「なー蒼空、」




後ろから聞こえた声にピクリと肩を揺らし、あたしは振り返った。



「な、何ですか……」






まだまだ寒い時期。

女の子は身体を冷やしてはいけない、と、松神先生が用意してくれた炬燵でぬくぬくと暖まる斎。

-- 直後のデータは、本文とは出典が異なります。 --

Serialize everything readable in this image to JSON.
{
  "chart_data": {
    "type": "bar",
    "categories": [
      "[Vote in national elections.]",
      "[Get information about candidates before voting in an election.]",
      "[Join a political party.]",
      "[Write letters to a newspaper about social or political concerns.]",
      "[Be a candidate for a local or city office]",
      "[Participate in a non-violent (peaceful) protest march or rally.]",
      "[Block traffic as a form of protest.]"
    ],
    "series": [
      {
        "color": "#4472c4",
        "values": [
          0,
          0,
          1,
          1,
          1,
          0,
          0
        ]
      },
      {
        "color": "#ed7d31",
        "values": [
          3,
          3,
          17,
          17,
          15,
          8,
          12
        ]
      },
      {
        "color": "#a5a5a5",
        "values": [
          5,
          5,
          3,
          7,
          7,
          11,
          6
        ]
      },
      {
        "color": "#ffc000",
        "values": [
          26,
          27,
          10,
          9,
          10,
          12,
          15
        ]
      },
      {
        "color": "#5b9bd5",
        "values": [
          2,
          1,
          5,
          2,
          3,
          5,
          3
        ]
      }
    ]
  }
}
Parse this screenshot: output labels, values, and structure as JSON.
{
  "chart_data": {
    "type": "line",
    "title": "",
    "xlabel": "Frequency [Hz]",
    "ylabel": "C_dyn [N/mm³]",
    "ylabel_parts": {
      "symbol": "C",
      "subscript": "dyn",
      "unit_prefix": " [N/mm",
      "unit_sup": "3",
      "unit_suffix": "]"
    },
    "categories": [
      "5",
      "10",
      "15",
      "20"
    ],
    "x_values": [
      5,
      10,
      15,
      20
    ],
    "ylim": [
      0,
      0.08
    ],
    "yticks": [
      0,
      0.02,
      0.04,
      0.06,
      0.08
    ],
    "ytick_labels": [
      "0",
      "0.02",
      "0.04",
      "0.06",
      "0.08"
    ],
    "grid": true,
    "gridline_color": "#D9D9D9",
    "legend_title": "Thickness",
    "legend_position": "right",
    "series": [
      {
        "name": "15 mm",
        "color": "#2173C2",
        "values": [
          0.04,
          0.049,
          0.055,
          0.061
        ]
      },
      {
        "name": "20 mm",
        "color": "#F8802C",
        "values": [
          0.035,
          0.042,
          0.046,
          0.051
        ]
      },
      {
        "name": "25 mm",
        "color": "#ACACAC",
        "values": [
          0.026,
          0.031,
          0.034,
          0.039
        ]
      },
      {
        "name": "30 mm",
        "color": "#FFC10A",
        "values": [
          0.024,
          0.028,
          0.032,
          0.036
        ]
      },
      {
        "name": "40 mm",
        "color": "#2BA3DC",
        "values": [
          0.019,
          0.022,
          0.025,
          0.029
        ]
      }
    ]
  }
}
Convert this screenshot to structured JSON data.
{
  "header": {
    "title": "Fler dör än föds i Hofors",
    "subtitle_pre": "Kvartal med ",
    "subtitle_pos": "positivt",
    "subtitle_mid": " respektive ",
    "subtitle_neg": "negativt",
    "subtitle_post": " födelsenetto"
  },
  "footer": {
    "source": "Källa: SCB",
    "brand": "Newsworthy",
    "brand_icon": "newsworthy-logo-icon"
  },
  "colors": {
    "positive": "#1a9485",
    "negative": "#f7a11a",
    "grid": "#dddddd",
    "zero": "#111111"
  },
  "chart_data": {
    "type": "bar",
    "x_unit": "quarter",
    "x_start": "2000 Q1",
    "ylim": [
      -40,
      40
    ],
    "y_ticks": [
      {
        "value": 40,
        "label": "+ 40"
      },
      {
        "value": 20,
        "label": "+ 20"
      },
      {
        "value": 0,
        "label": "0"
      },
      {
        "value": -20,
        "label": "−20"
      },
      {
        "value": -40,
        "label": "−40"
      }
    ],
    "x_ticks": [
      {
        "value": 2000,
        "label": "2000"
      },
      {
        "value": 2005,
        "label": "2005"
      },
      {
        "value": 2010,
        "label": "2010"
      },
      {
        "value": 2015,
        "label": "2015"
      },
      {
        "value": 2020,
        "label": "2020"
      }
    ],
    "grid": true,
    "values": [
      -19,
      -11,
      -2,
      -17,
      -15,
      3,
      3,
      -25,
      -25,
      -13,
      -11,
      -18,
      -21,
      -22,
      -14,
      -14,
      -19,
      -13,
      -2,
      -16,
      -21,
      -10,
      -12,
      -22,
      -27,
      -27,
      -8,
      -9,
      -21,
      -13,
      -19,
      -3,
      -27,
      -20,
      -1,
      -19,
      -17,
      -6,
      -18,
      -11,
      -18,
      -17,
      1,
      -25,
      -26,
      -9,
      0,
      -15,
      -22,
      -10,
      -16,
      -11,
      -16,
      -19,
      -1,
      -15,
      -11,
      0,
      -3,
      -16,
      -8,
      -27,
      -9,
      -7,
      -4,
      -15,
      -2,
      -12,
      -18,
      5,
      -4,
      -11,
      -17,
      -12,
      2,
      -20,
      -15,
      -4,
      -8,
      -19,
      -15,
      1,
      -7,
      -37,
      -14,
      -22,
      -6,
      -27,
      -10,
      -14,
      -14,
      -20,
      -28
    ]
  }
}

まるで自分の部屋のように寛ぐ斎に、入れたての紅茶を渡せば彼は「さんきゅー」と笑った。





「あー、暖まるなあ」



「ですね……」





炬燵に足を突っ込むと、じわり熱が広がり身体が暖まってくる。



だけどその熱よりも斎がいる左側に意識がいき、緊張して隣が見れない。






「…………お前さあ」




ずず、と紅茶を啜りながら斎が声を漏らす。



「最近、あんまり俺の目見ないよな」






不意をついたその言葉にあたしの身体は固まる。弁解する暇もなく、それが図星だと全身で示してしまった。



「え、えぇっと」





「今だってこっち見ねぇしよ。……なあ、俺のこと見ろよ」



横から伸びた腕に肩を掴まれ、そのまま引き寄せられる。ぱふっ、と必然的にあたしは斎の胸に頭を預ける形になった。